Ana SayfaGüncelAhmet Türk: Kürtler arasında birlik sağlanırsa şiddet sarmalı son bulur

Ahmet Türk: Kürtler arasında birlik sağlanırsa şiddet sarmalı son bulur

HABER MERKEZİ – Gazete Karınca’nın sorularını yanıtlayan Mardin Büyükşehir Belediyesi Eşbaşkanı Ahmet Türk, Kürtleri baskılamaya yönelik iki yönlü bir süreç işlediğini belirterek, ulusal birliğin önemine dikkat çekti. Türk, “Kürtler arasında bir birlik sağlanırsa Türkiye, İran, Irak, Suriye’deki aktörlerle daha doğru bir diyalog kurulabilir, demokratikleşmenin önü açılır ve bu şiddet sarmalından kurtulma şansı olunur” değerlendirmesinde bulundu.


Bekir Avcı & Lokman Sazan


İçişleri Bakanlığı tarafından geçici olarak görevden uzaklaştırılan Mardin Büyükşehir Belediyesi Eşbaşkanı Ahmet Türk, Gazete Karınca’ya konuştu.
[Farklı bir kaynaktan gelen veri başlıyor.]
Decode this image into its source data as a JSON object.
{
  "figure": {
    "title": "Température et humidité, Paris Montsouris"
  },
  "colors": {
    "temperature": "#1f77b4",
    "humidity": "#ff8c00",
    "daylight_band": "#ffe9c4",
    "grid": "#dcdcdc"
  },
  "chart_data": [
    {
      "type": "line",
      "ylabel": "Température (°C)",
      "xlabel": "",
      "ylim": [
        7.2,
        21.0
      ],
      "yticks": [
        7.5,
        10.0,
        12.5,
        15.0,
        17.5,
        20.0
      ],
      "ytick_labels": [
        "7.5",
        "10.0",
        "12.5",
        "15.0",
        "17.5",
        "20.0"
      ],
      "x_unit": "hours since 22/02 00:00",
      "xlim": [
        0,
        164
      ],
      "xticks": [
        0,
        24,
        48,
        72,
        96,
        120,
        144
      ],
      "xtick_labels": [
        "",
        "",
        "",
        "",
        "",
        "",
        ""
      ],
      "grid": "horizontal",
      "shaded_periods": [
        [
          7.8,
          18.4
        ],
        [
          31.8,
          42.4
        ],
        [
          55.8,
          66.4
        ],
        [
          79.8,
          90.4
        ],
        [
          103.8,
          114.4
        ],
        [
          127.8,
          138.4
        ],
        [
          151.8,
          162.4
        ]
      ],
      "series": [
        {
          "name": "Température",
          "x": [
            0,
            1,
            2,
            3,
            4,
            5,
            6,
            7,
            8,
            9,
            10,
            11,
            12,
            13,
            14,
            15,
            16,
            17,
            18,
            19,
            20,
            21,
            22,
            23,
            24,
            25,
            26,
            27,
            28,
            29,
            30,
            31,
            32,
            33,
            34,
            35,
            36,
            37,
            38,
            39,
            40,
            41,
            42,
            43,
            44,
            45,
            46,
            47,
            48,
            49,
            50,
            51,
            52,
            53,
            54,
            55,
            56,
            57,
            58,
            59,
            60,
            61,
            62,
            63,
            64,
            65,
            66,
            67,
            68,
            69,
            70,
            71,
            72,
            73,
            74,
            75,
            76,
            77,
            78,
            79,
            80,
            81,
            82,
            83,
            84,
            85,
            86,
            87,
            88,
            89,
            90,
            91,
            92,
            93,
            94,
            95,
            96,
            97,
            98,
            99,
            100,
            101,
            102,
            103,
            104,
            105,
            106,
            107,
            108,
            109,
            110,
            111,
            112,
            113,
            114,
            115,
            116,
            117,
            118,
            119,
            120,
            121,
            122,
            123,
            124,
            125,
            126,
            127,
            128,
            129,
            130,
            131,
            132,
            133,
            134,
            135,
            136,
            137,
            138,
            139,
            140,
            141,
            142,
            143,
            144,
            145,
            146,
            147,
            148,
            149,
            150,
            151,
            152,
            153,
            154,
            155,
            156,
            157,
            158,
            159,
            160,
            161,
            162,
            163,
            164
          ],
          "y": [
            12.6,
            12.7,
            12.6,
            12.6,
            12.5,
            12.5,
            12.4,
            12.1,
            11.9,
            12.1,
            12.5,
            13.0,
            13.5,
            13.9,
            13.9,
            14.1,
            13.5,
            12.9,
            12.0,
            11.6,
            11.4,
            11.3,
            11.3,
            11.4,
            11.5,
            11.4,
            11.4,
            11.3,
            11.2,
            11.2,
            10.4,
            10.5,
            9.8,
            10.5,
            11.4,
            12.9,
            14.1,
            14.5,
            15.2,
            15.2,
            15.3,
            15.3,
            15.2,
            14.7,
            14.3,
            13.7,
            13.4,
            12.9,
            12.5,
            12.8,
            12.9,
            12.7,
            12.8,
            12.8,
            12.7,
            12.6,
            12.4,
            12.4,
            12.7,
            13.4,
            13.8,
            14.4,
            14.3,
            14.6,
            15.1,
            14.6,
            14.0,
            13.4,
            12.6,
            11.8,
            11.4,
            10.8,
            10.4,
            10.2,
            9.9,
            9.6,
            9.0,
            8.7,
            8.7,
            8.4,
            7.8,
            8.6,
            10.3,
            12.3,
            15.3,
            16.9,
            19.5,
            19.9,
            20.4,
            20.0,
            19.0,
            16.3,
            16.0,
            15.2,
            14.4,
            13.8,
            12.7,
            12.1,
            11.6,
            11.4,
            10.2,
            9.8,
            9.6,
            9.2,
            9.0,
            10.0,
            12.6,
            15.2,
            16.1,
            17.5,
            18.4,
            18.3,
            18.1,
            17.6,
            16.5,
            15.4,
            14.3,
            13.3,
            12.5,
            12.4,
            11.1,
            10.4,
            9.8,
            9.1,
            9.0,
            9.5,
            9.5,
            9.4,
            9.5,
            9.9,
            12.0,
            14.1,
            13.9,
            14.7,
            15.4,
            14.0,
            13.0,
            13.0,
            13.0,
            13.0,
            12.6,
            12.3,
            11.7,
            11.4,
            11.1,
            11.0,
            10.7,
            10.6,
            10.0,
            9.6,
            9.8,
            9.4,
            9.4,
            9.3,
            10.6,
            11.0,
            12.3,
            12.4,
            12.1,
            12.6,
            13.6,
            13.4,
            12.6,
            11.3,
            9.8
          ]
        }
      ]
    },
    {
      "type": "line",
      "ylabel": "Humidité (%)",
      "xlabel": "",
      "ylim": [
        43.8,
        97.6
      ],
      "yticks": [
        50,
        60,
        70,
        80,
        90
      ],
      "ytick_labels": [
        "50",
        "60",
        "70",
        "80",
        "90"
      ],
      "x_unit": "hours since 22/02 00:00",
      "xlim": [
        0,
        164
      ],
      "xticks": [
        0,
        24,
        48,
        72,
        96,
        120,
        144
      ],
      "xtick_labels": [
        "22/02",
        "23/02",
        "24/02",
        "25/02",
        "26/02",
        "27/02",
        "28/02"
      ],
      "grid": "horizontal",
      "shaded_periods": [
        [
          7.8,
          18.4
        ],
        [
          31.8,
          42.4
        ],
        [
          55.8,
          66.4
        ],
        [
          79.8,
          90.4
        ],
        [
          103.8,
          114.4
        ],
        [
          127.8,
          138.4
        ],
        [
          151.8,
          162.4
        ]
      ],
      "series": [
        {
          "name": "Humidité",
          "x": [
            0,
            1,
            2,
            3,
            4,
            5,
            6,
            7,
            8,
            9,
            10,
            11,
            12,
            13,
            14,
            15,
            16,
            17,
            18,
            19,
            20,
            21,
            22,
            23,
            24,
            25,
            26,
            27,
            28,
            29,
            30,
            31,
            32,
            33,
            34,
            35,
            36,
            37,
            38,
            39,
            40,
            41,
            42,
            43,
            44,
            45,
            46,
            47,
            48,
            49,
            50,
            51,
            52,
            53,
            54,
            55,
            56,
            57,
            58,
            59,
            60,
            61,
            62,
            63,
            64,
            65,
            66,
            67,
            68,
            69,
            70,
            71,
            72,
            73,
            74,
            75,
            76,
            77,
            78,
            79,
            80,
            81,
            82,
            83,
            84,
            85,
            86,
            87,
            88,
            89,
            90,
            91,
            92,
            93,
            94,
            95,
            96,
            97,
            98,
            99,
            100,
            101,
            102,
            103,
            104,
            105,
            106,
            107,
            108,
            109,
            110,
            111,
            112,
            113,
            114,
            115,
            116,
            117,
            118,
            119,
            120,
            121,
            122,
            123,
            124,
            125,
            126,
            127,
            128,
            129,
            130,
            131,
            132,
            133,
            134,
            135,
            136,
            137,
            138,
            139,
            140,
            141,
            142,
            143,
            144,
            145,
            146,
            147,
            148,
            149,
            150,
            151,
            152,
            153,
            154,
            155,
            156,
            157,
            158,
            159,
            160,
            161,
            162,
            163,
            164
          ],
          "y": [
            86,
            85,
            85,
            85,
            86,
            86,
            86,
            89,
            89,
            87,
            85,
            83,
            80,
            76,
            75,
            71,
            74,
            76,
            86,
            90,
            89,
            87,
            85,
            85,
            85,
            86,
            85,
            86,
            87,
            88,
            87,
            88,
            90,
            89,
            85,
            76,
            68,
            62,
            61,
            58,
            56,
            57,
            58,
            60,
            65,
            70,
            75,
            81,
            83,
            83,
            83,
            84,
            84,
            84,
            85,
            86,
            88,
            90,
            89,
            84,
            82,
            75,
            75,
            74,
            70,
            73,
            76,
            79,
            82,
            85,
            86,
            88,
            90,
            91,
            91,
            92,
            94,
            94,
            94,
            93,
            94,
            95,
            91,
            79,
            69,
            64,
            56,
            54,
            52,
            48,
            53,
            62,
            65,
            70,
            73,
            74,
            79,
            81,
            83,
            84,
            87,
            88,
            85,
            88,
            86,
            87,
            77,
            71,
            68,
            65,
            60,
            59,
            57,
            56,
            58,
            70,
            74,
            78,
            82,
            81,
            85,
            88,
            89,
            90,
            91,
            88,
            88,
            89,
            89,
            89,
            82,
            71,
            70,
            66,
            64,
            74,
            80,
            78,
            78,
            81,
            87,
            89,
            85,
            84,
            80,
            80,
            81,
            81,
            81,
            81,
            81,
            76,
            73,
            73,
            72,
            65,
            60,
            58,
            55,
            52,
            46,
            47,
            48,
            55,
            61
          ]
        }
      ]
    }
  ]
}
24 Kasım 2016’da tutuklanarak 3 Şubat’ta tahliye edilen deneyimli Kürt siyasetçi, gündeme dair sorularımızı yanıtlarken, ilkin siyasetin 1970’lerden bugüne genel bir seyrini ve bugünkü tabloyu değerlendirdi.

Tarihsel olarak ‘farklılıklara karşı tekçiliği’ esas alan yaklaşıma dikkat çeken Türk,Türkiye Cumhuriyeti kuruluşundan beri farklı kimliklerin inkarı üzerine inşa edilmiş bir devlet yapısına sahip” dedi ve şunları söyledi:

Bu mantık değişmedikçe gelen hükümetlerin köklü değişiklikler yapması veya değişim dönüşümü sağlaması mümkün olmuyor. Bu nedenle diyebiliriz ki tüm süreçler birbirine benzer süreçler. Hele hele konu Kürt meselesi olunca, burada çok farklı bir gelişme olmuyor. Çünkü kuruluşundan beri Ortadoğu’da çıkan ulus-devletlerin yapısına baktığımızda hepsi Kürtleri bir tehlike olarak görmüşler, Kürtlerin bir statüye kavuşmaması için adeta bir iş birliği içine girmişleridir. Bu nedenle Kürt meselesi, demokratik hak ve özgürlükler noktasında zaman zaman sanki çözülecekmiş gibi davranılıyor ama özünde İttihat ve Terakki mantığının hakim olduğu ulusalcı anlayıştan kendini kurtaramıyor.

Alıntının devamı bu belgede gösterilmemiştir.